Perquisizioni oggi da parte dei carabinieri del Ros nella sede della onlus Africa Milele, a Fano (Pesaro e Urbino) nell’inchiesta a carico di ignoti, sul sequestro di Silvia Romano. Da quanto si apprende, la Procura di Roma ha acquisito la documentazione relativa alle attività della associazione e materiale informatico, copiando i dati di alcuni hard disk e il contenuto dei telefoni. Si tratta di un controllo anche per verificare le condizioni di sicurezza in cui si trovava la giovane cooperante al momento del rapimento, avvenuto in Kenya il 20 novembre 2018. La famiglia Romano aveva infatti rotto da tempo il legame con l’associazione, accusandola di aver mandato “allo sbaraglio” la ragazza.
La responsabile della onlus e quei sospetti sui rapitori di Silvia Romano
Lilian Sora, la responsabile della onlus, aveva rivelato qualche giorno fa di sospettare che “alcuni componenti del commando abbiano dormito vicino alla nostra casa di Chakama, in Kenya, prima del rapimento”. Sora si è però poi difesa negli scorsi giorni rivendicando come la volontaria 24enne “non sia stata mandata da sola a Chakama: era partita con due volontari e ad aspettarli c’era il mio compagno con un altro addetto alla sicurezza, entrambi Masai”.
Negli ultimi giorni Silvia Romano, tornata in Italia il 10 maggio dopo un sequestro durato 18 mesi, è stata travolta dalle critiche per aver abbracciato la religione islamica, subendo un’ondata di odio anche sui social. “Non arrabbiatevi per difendermi, il peggio è passato”, aveva commentato la giovane, ringraziando tutti coloro che le sono stati di supporto e raccontando le prime sensazioni provate al rientro.
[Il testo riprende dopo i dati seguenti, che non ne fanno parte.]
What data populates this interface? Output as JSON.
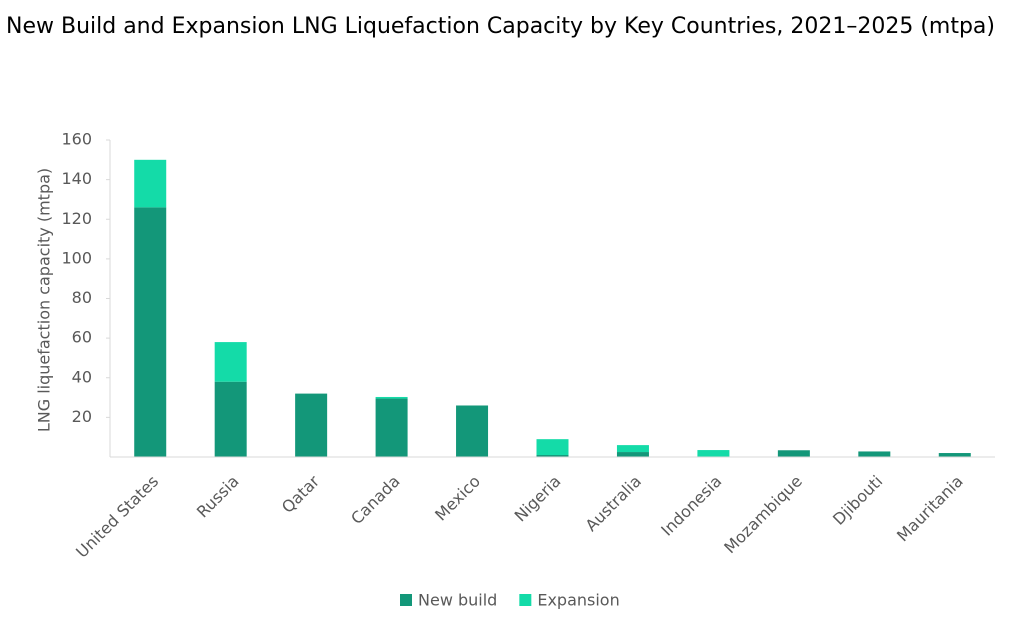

In quei pensieri l’ombra del disagio provato nel ricevere tanti commenti offensivi, a cominciare dall’abito tradizionale somalo che indossava quando è tornata a casa: “Non vedevo l’ora di scendere da quell’aereo perché per me contava solo riabbracciare le persone più importanti della mia vita, sentire ancora il loro calore e dirgli quanto le amassi, nonostante il mio vestito”.